Wednesday, October 17, 2012

SHOCKING: Hacker Demonstrates Ability to Kill Anyone With a Pacemaker Inside a 30-Foot Radius

Remind me, if you will, to get a secure pacemaker when I reach that stage of my life. That is, if Obamacare hasn't banned them or killed me by that point.

Hacked terminals capable of causing pacemaker deaths


IOActive researcher Barnaby Jack has reverse-engineered a pacemaker transmitter to make it possible to deliver deadly electric shocks to pacemakers within 30 feet and rewrite their firmware.

The effect of the wireless attacks could not be overstated — in a speech at the BreakPoint security conference in Melbourne today, Jack said such attacks were tantamount to “anonymous assassination”, and in a realistic but worse-case scenario, “mass murder”.

In a video demonstration, which Jack declined to release publicly because it may reveal the name of the manufacturer, he issued a series of 830 volt shocks to the pacemaker using a laptop.

The pacemakers contained a “secret function” which could be used to activate all pacemakers and implantable cardioverter-defibrillators (ICDs) in a 30 foot -plus vicinity.

Each device would return model and serial numbers.

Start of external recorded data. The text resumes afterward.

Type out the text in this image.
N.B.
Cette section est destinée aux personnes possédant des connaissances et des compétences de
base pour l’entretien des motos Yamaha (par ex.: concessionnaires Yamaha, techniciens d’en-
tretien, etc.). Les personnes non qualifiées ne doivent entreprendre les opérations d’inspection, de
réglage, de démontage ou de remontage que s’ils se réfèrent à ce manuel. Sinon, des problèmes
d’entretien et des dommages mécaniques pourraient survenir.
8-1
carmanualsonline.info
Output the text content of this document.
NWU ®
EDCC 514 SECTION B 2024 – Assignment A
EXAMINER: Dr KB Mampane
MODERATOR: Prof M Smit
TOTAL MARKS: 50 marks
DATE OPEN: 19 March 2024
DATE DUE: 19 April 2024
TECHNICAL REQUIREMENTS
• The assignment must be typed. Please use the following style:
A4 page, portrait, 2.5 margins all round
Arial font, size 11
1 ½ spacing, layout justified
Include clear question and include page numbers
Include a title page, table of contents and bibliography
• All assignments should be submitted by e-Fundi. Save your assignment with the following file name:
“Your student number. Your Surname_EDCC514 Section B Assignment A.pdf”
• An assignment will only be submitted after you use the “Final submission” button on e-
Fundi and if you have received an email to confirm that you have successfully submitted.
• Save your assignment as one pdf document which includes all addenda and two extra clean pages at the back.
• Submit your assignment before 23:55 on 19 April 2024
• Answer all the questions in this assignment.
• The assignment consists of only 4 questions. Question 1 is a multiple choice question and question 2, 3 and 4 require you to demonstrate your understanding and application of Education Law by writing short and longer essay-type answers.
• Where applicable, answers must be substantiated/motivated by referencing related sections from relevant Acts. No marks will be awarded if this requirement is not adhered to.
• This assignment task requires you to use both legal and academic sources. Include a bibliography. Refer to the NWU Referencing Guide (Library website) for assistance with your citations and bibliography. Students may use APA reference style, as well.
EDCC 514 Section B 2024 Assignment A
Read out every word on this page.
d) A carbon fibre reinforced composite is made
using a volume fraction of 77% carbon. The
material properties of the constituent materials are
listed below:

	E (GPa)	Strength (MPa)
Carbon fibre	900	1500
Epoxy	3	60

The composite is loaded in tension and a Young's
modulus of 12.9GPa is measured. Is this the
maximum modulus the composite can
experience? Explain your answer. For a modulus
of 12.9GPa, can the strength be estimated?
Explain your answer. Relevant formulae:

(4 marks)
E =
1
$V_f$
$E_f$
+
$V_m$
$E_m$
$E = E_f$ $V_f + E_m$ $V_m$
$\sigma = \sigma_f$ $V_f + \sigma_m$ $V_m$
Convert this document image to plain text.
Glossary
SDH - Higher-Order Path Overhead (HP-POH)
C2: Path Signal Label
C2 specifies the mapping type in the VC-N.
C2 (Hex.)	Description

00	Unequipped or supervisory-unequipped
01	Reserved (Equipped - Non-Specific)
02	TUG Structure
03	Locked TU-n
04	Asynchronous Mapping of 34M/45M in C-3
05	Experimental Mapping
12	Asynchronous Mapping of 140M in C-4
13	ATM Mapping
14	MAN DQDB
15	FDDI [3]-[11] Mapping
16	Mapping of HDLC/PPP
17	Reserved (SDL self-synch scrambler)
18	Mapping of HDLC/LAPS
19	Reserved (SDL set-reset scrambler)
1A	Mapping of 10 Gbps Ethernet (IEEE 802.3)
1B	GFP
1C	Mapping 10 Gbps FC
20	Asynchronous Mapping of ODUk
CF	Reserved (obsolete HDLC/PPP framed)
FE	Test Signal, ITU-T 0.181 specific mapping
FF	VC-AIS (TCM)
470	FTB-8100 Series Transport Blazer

“With that information, we have enough information to authenticate with any device in range,” Jack said.

In reverse-engineering the terminals – which communicate with the pacemakers – he discovered no obfuscation efforts and even found usernames and passwords for what appeared to be the manufacturer’s development server.

As we learned with Stuxnet, many embedded devices were never designed with security in mind. And it only takes one clever attack to raise awareness.

Hopefully our medical device, power and telecommunications companies are remediating these kinds of vulnerabilities as we speak.